Nie będę ukrywać – moje oczekiwania względem Polonu były dosyć spore. Powodem było nie tylko doświadczenie Białasa (który do tej pory wydał łącznie aż… 22 płyty!), ale także możliwości Lanka, którego bardzo cenię sobie jako artystę i producenta.

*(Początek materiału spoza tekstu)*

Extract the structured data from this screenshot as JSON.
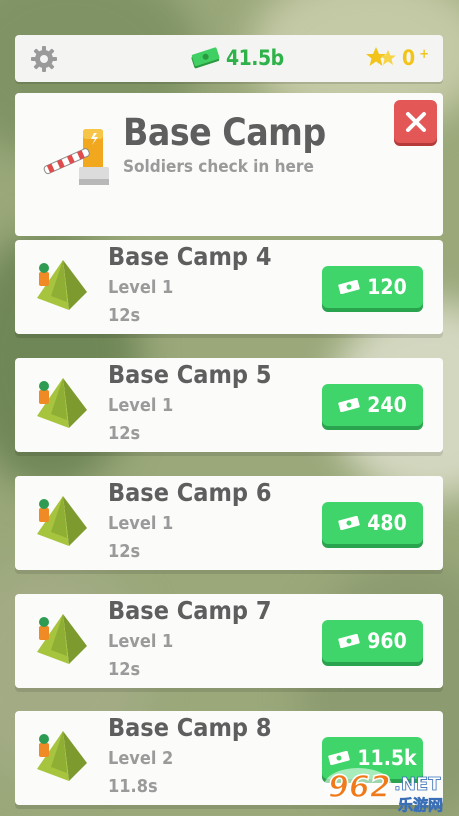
{
  "topbar": {
    "money": "41.5b",
    "stars": "0",
    "plus": "+"
  },
  "header": {
    "title": "Base Camp",
    "subtitle": "Soldiers check in here"
  },
  "camps": [
    {
      "name": "Base Camp 4",
      "level": "Level 1",
      "time": "12s",
      "price": "120"
    },
    {
      "name": "Base Camp 5",
      "level": "Level 1",
      "time": "12s",
      "price": "240"
    },
    {
      "name": "Base Camp 6",
      "level": "Level 1",
      "time": "12s",
      "price": "480"
    },
    {
      "name": "Base Camp 7",
      "level": "Level 1",
      "time": "12s",
      "price": "960"
    },
    {
      "name": "Base Camp 8",
      "level": "Level 2",
      "time": "11.8s",
      "price": "11.5k"
    }
  ],
  "watermark": {
    "brand": "962",
    "domain": ".NET",
    "sub": "乐游网"
  },
  "colors": {
    "accent_green": "#3fd56a",
    "money_green": "#2fb24a",
    "close_red": "#e45757",
    "star_yellow": "#f2c419"
  }
}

Po pierwszym przesłuchaniu kilku kawałków produkcja nie zrobiła na mnie wielkiego wrażenia. Nie było zaskoczenia, efektu „wow”, ani owacji na stojąco. Zmieniło się to jednak gdy w głośnikach zabrzmiał Ganges z Quebonafide na feacie. Podczas odsłuchu na mojej skórze pojawiły się ciarki, a to wszystko za sprawą poruszającego tekstu Białasa i bardzo klimatycznej oprawie dźwiękowej Lanka. O zwrotce gościa specjalnego nie będę się wypowiadać bo wiadomo, że Quebonafide wszystko, do czego się dotknie zamienia w sztos.
Po odsłuchaniu Gangesa dałam płycie drugą szansę i jakie było moje zdziwienie, gdy nagle zaczęłam dostrzegać w niej niezły potencjał. Całość określiłabym jako połączenie wrażliwości Białasa z brawurą Lanka. I to całkiem ciekawe połączenie!
Na kawałkach najnowszej płyty członków SB Maffija możemy usłyszeć między innymi Bedoesa, Quebonafide, Sitka, Palucha, czy ZUI. W tym momencie propozycje muzyczne z najnowszej produkcji osiągnęły od kilkuset tysięcy aż do kilku milionów odtworzeń – warto więc je sprawdzić i oddać subiektywnej ocenie.